Daria's webpage from 2001 or so has the usual SF-alter ego, the usual stack of link buttons on the left, and the usual ranting we expect from her. The rant follows.
In cyberspace, you can be male or female, young or old, left-handed, right handed, or ambidextrous. (But be prepared for people getting the wrong idea about ambidextrous.) Freed from mundane physical reality, your virtual self can soar like an eagle through distant universes (or, if you still have dial-up, limp like a three-legged dog to the middle of the block).
Fueled by curiosity and free trial memberships, I left behind my mundane incarnation as a bespectacled suburban teenager to enter a digital miasma of ever-shifting identity where one can take on the role of wise druid, alien life form, or crabby old man ranting about the New World Order.
I was intrigued by the possibilities.

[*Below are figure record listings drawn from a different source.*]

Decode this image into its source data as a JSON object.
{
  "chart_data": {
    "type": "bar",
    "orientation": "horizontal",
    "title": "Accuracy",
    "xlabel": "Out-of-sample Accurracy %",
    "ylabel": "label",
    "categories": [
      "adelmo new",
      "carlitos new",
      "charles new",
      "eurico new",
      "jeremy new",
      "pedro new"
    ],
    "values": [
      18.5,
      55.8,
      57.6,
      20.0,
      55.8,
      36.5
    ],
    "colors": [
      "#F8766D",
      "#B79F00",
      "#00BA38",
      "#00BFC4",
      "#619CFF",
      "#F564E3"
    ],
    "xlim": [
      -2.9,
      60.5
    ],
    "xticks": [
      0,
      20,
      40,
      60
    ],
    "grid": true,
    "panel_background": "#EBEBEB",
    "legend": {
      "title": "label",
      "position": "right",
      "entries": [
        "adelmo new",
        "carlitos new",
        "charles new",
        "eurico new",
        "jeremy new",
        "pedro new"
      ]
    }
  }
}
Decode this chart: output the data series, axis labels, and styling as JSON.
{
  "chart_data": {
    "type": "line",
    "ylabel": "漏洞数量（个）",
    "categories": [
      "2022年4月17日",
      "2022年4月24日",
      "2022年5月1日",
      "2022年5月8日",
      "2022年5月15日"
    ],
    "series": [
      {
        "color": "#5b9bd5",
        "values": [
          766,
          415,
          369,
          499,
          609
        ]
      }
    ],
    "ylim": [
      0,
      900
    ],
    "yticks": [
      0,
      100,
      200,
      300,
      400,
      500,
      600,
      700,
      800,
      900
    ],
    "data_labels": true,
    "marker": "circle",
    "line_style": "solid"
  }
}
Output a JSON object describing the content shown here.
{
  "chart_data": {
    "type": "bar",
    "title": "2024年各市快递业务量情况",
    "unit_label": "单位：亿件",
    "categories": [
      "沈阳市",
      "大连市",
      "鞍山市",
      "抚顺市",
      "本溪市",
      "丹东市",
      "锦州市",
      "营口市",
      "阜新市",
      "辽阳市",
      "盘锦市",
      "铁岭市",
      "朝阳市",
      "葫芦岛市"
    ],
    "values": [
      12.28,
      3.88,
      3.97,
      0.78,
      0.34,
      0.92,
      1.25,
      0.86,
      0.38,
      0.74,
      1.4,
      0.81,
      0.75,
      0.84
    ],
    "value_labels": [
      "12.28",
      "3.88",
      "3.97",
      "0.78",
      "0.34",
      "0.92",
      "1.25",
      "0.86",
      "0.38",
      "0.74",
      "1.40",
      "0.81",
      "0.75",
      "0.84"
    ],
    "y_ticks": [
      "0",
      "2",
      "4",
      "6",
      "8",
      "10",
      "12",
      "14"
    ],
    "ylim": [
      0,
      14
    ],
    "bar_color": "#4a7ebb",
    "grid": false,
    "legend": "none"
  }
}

For about five minutes. Then I realized that I had entered a world where people waste thousands of hours trading imaginary gold pieces and finding new ways to make faces out of punctuation marks.
What else did I discover? That people are willing to discuss their most intimate feelings with strangers they would cross the street to avoid in real life, and that an awful lot of guys choose to believe that a comely vixen's first choice in Saturday night entertainment is typing on a keyboard in hopes of meeting someone who can see past their looks.
Conclusion? Roleplayers are in danger of shutting out the real world entirely and retreating into a warped, subjective mental landscape. Cyberspace anonymity encourages antisocial, antagonistic behavior without the deterring fear of getting your ass whipped for real if you offend someone.
So maybe it's a good thing after all.